VidMid VC Conference Call November 16, 2003
*Attendees*
Tyler Johnson, UNC
Jill Gemmill, UAB
Tom Barton, U. Chicago
Jeanette Fielden, Internet2
Steve Olshansky, Internet2
Ann West, Internet2
*Discussion*
Tyler sent a first draft regarding a secure videoconferencing system to the
list. Currently there are no secure VC systems on the market. The general design
goal is a system profile that different parties can agree on and work from.
One question is how do you design a system that supports a patient using the system from home at some point in the future? Can a federated approach be described that if it doesn’t solve the issue it provides an environment where this use case can be solved? Is there a scalable way you can have non-affiliated patients and customers authenticated?
Would the patient actually be non-affiliated? There would be a pre-existing relationship between the healthcare provider and the patient, which would provide an opportunity to distribute credentials to the patient though scalability of such a solution might be problematic.
Jill suggested that the intent could be to come up with a roadmap that has an initial simple but compelling scenario that can be solved if the application can handle certificates, no matter who issues them. More complex authorization could come later. The focus would be use cases and the elements of trust as opposed to the technology being used.
Tyler felt that hop-to-hop security is not sufficient for videoconferencing because he will want to see/verify the other person’s credentials and not have it done by a gatekeeper. End-to-end security is fundamental to video conferencing.
Tom thought that authenticating a user to a local piece of trusted infrastructure at each end doesn’t necessarily mean there is no hope of having end-to-end authentication or other security. That can plug into federations where there is an origin site, a target site, and another set of infrastructures by which the distinguished architectural elements of the site can trust each other. There is a way for a gatekeeper/registrar at an origin site, to transmit information to a target site that would believe it and have it be a basis to trust the information it’s receiving by that means.
Tyler also wants the end user to be able to set and modify the policies themselves. Having something evaluate the credentials on behalf of the user isn’t appropriate. It’s not clear how you code that into something that a large service provider could use in an automated policy server at the gatekeeper level. That functionality needs to live in the endpoint.
Tom pointed out that if the case is constrained to something like a federation there are extra tools to help solve these kinds of issues. If both endpoints belong to a organization with infrastructure and the organizations belong to something that can pass info between them that they trust for certain purposes. That kind of framework might apply to some scenarios. Users can have the ability to make decisions with excluding enabling the network to make the decision as well.
The draft can also be sent to Keith Hazelton for feedback relating to PKI issues. Tom can act as a liaison to the PKI group. The case could be circulated to the health sciences security list as well for suggestions and feedback on the scenarios and trust issues.
Is there a lot of videoconferencing in a medical setting currently? There is some telemedicine, such as correctional institutions, that is done mostly with leased lines (ISDN) using equipment that does some encryption specific to H.320.

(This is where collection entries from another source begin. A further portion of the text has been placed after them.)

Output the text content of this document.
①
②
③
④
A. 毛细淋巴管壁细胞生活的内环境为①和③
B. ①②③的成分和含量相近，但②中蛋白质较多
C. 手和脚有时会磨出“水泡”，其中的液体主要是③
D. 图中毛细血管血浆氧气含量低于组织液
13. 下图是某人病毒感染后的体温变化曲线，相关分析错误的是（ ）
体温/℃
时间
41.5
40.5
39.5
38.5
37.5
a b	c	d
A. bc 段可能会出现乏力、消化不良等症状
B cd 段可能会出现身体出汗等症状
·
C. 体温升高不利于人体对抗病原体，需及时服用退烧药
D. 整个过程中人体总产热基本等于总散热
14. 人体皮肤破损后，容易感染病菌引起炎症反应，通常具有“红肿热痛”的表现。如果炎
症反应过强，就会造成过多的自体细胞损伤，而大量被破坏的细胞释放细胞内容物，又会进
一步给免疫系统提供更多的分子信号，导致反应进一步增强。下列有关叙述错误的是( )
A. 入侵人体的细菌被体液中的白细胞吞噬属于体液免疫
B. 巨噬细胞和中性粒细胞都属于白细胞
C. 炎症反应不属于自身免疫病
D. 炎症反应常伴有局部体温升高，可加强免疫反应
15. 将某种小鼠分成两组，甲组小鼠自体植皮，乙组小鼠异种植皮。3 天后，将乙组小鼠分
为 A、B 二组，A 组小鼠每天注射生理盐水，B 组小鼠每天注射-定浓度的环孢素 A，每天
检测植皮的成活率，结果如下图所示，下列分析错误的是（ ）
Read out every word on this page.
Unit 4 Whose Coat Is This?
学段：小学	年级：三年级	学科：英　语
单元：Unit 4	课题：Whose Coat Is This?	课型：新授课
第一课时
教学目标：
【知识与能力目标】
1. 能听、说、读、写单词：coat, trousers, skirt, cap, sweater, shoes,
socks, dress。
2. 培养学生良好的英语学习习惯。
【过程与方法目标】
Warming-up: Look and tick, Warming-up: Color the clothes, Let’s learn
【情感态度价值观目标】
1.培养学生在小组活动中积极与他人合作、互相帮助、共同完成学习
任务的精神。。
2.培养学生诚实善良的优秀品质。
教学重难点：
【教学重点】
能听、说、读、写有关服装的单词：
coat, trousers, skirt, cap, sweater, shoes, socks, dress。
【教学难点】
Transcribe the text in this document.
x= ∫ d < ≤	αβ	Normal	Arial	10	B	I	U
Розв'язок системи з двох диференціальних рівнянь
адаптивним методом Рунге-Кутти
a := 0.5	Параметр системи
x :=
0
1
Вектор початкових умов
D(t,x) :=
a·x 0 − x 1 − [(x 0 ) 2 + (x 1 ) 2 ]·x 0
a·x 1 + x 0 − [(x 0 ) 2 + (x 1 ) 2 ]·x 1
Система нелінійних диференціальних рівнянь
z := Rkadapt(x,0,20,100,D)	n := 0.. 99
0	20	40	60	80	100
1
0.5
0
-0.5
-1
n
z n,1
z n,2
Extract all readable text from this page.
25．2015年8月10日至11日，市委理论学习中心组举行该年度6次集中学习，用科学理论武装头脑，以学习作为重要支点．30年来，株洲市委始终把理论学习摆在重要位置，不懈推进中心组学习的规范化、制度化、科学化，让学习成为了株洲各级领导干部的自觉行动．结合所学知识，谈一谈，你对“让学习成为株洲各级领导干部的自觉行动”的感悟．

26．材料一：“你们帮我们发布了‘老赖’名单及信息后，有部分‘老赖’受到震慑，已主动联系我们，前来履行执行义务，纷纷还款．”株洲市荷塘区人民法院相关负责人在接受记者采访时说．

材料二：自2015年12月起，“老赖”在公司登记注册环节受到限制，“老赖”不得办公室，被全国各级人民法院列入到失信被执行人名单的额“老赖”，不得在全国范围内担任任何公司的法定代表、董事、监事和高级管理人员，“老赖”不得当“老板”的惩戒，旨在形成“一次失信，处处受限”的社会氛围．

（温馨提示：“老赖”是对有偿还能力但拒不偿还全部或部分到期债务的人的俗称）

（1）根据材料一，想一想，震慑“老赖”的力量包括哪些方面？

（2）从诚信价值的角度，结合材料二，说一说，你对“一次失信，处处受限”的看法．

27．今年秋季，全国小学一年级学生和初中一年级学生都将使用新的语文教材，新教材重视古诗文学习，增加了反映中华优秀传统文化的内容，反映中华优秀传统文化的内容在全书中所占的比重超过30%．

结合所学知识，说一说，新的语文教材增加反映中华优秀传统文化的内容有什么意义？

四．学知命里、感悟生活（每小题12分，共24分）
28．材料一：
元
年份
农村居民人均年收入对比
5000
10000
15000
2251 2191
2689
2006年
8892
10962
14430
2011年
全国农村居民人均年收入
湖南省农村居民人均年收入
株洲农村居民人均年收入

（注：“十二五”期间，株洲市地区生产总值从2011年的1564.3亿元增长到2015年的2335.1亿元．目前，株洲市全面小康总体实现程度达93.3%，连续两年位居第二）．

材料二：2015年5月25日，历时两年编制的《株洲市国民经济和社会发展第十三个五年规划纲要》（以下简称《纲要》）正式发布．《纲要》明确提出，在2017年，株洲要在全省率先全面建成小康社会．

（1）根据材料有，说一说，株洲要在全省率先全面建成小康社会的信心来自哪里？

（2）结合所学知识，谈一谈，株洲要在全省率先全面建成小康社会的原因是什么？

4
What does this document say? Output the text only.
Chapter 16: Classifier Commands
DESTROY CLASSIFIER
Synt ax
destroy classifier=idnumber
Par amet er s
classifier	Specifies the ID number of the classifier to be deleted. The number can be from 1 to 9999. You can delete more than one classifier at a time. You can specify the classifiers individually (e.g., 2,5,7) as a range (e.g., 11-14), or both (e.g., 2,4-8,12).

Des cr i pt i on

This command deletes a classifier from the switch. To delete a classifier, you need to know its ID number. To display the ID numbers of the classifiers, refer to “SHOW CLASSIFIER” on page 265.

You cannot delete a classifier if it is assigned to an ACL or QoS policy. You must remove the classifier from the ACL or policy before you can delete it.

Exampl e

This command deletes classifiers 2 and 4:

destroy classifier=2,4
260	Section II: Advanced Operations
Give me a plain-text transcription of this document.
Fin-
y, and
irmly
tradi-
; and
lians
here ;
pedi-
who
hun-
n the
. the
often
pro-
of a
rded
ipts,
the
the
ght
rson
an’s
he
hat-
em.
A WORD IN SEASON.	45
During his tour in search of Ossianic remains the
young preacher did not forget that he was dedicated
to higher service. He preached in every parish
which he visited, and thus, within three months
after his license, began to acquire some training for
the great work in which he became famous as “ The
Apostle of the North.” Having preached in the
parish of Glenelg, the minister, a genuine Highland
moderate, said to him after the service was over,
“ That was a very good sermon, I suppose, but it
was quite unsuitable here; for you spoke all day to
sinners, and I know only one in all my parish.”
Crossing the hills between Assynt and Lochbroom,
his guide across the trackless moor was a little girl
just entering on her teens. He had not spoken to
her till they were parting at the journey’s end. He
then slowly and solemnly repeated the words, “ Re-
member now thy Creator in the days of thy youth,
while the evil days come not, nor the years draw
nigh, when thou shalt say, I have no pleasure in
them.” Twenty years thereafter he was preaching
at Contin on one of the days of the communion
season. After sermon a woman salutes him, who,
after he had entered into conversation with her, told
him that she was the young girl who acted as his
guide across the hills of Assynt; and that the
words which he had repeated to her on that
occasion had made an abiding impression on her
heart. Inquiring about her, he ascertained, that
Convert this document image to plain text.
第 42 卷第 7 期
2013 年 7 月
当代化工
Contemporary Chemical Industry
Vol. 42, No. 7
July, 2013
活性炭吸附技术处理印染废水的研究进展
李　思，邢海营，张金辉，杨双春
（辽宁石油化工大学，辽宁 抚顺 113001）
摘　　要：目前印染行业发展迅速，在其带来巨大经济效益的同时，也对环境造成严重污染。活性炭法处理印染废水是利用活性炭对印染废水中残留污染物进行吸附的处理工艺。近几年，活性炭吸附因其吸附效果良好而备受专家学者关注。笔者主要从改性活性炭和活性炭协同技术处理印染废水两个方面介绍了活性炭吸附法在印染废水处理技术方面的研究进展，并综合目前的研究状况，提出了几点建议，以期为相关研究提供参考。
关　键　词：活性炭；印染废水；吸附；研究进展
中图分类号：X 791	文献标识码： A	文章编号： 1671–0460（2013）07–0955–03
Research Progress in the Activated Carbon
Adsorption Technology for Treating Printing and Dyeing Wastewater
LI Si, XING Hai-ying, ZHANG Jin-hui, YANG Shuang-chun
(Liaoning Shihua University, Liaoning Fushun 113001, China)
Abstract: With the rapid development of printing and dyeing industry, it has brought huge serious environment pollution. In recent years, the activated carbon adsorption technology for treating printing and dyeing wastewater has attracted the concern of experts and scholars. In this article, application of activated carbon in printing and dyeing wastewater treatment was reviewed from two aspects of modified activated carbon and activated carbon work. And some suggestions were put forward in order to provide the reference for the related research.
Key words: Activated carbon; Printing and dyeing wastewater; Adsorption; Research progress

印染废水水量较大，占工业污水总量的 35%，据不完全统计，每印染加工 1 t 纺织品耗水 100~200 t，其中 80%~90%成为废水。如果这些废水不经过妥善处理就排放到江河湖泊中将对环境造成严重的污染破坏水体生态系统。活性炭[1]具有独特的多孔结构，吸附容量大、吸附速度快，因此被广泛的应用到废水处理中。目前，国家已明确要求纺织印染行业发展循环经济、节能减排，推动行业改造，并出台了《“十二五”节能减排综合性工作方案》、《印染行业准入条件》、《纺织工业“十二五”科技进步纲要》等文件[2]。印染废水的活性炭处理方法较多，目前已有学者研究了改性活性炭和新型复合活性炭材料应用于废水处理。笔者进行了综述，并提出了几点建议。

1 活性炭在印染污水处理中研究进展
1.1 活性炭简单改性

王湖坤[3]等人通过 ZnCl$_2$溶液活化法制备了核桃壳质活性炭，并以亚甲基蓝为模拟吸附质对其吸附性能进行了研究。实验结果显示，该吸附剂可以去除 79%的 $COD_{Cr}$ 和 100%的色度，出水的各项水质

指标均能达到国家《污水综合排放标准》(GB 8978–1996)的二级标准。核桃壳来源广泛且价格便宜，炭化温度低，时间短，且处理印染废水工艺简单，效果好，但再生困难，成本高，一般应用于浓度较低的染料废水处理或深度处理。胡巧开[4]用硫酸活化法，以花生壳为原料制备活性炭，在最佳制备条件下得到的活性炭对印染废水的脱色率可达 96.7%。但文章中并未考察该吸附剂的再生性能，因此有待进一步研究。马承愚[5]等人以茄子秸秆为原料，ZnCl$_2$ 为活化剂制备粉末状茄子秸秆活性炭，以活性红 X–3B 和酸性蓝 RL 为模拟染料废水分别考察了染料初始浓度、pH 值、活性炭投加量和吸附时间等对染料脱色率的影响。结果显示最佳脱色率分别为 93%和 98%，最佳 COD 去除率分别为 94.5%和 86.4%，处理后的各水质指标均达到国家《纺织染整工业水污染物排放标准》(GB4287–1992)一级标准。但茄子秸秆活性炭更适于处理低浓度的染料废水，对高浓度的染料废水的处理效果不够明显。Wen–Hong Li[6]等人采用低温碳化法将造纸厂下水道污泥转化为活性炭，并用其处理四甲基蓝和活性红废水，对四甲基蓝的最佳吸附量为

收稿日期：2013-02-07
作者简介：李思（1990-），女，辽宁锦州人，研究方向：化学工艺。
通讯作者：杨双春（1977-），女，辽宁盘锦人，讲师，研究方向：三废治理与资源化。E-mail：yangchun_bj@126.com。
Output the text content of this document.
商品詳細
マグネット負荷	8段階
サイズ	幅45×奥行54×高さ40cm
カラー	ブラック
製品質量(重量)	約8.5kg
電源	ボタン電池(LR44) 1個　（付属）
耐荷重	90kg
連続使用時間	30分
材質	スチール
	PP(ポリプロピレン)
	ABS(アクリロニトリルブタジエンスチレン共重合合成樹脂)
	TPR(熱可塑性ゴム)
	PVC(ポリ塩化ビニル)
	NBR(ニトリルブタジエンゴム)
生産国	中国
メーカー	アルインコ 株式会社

The H.235 standard deals with both authentication and encryption. Those could be handled separately but handling them separately might be an obstacle to deployment.
While there is an attractiveness to one infrastructure for multiple purposes it is not clear how much infrastructure would need to be built and how it would operate. How does the application cert specific CA notion keep you away from the difficulties with vendor and end-user PKI?
End user PKI and application specific CA’s will be topics of discussion for the next meeting. Jim Jokl and Barry Ribbeck or Bill Weems will be invited to attend the call to talk about PKI and medical issues.